E é aqui que não se explica, ao fim de tantos anos, que após a Perestroica tudo se resolveu com Mandela e os brancos, com Mugabe e os brancos, embora aqui foram todos à vida (mas isso, são momentos), com Namíbia e os brancos, etc.
Mas só em Angola e Moçambique, baquearmos 12 anos antes da Perestroica, é que houve uma guerra em Moçambique 16 anos, e Angola, quase 30, com minas, carros de combate, aviação, que foi a tal guerra fria que os "BRANCOS" sul africanos e rodesianos, aguentaram e evitaram nos seus territórios.
E ainda aqui não se explica, que foi na Guiné que baqueou esse plano, (olhinhos da União Soviética e Cuba) porque nós não somos de ferro, e muito fizemos nós, para a evitar o pior.
A História nos julgará.
Tem uma outra que também é uma no cravo outra na ferradura.
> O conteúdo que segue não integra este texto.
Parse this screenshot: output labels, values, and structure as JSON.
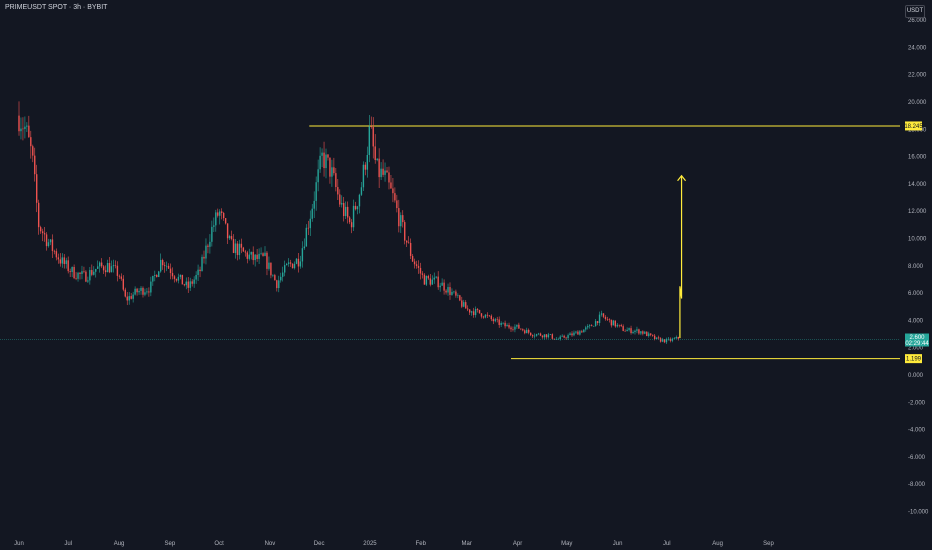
{
  "header": {
    "symbol": "PRIMEUSDT SPOT · 3h · BYBIT",
    "currency": "USDT"
  },
  "colors": {
    "background": "#131722",
    "up": "#26a69a",
    "down": "#ef5350",
    "level_line": "#ffeb3b",
    "axis_text": "#b2b5be"
  },
  "chart_data": {
    "type": "candlestick",
    "title": "PRIMEUSDT SPOT · 3h · BYBIT",
    "ylim": [
      -10,
      27
    ],
    "y_ticks": [
      26,
      24,
      22,
      20,
      18,
      16,
      14,
      12,
      10,
      8,
      6,
      4,
      2,
      0,
      -2,
      -4,
      -6,
      -8,
      -10
    ],
    "y_tick_labels": [
      "26.000",
      "24.000",
      "22.000",
      "20.000",
      "18.000",
      "16.000",
      "14.000",
      "12.000",
      "10.000",
      "8.000",
      "6.000",
      "4.000",
      "2.000",
      "0.000",
      "-2.000",
      "-4.000",
      "-6.000",
      "-8.000",
      "-10.000"
    ],
    "x_ticks": [
      "Jun",
      "Jul",
      "Aug",
      "Sep",
      "Oct",
      "Nov",
      "Dec",
      "2025",
      "Feb",
      "Mar",
      "Apr",
      "May",
      "Jun",
      "Jul",
      "Aug",
      "Sep"
    ],
    "price_path": [
      [
        "2024-06-01",
        19.0
      ],
      [
        "2024-06-05",
        18.0
      ],
      [
        "2024-06-09",
        16.0
      ],
      [
        "2024-06-13",
        11.0
      ],
      [
        "2024-06-20",
        9.5
      ],
      [
        "2024-06-27",
        8.3
      ],
      [
        "2024-07-04",
        7.5
      ],
      [
        "2024-07-11",
        7.2
      ],
      [
        "2024-07-18",
        7.8
      ],
      [
        "2024-07-25",
        8.0
      ],
      [
        "2024-08-01",
        7.4
      ],
      [
        "2024-08-05",
        5.5
      ],
      [
        "2024-08-12",
        6.1
      ],
      [
        "2024-08-20",
        6.4
      ],
      [
        "2024-08-27",
        8.5
      ],
      [
        "2024-09-05",
        7.2
      ],
      [
        "2024-09-12",
        6.4
      ],
      [
        "2024-09-19",
        7.5
      ],
      [
        "2024-09-26",
        10.5
      ],
      [
        "2024-10-01",
        12.0
      ],
      [
        "2024-10-08",
        9.5
      ],
      [
        "2024-10-15",
        9.0
      ],
      [
        "2024-10-22",
        8.5
      ],
      [
        "2024-10-29",
        8.5
      ],
      [
        "2024-11-05",
        6.7
      ],
      [
        "2024-11-12",
        8.0
      ],
      [
        "2024-11-19",
        8.5
      ],
      [
        "2024-11-26",
        12.0
      ],
      [
        "2024-12-03",
        16.0
      ],
      [
        "2024-12-08",
        15.0
      ],
      [
        "2024-12-14",
        12.5
      ],
      [
        "2024-12-20",
        11.0
      ],
      [
        "2024-12-27",
        14.0
      ],
      [
        "2025-01-01",
        18.0
      ],
      [
        "2025-01-05",
        15.0
      ],
      [
        "2025-01-10",
        14.5
      ],
      [
        "2025-01-15",
        13.0
      ],
      [
        "2025-01-20",
        11.0
      ],
      [
        "2025-01-27",
        8.5
      ],
      [
        "2025-02-03",
        7.0
      ],
      [
        "2025-02-12",
        6.8
      ],
      [
        "2025-02-20",
        6.0
      ],
      [
        "2025-03-01",
        4.8
      ],
      [
        "2025-03-10",
        4.5
      ],
      [
        "2025-03-17",
        4.0
      ],
      [
        "2025-03-24",
        3.6
      ],
      [
        "2025-04-01",
        3.5
      ],
      [
        "2025-04-10",
        3.0
      ],
      [
        "2025-04-20",
        2.9
      ],
      [
        "2025-04-25",
        2.6
      ],
      [
        "2025-05-05",
        3.0
      ],
      [
        "2025-05-15",
        3.5
      ],
      [
        "2025-05-22",
        4.3
      ],
      [
        "2025-05-29",
        3.8
      ],
      [
        "2025-06-05",
        3.3
      ],
      [
        "2025-06-15",
        3.2
      ],
      [
        "2025-06-25",
        2.6
      ],
      [
        "2025-07-01",
        2.5
      ],
      [
        "2025-07-05",
        2.6
      ],
      [
        "2025-07-08",
        2.7
      ]
    ],
    "horizontal_levels": [
      {
        "value": 18.245,
        "label": "18.245",
        "from": "2024-11-25",
        "to": "axis"
      },
      {
        "value": 1.199,
        "label": "1.199",
        "from": "2025-03-28",
        "to": "axis"
      }
    ],
    "last_price": {
      "value": 2.6,
      "label": "2.600",
      "countdown": "02:29:44"
    },
    "arrow": {
      "points": [
        [
          "2025-07-09",
          2.7
        ],
        [
          "2025-07-09",
          6.5
        ],
        [
          "2025-07-10",
          5.6
        ],
        [
          "2025-07-10",
          14.6
        ]
      ]
    }
  }
}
"consiste em desvelar o que foi ocultado, tanto pelo que foi dito como pelo que foi silenciado, nas histórias celebratórias e nas memórias autocomplacentes"
Ora que chatice, não é que o Estado Novo não mandava circulares para as freguesias ao pároco e ao regedor para divulgarem as listas e as sevicias no Tarrafal e em São Nicolau?
Todos sabemos hoje, e sabiam muitos naquele tempo, o que se passava na nossa guerra.
Mas quem sabia tudo muito bem eram as Nações Unidas, as ONG's, a Voz da América em Português e brasileiro, idem aspas Rádio Vaticano, Deutcsh Welle, Rádio Praga, Rádio Mosovo, Rádio Argel etc.
E como era proíbido falarmos na rua, os boatos ampliavam ainda mais tudo o que se passava, verificou-se mais tarde.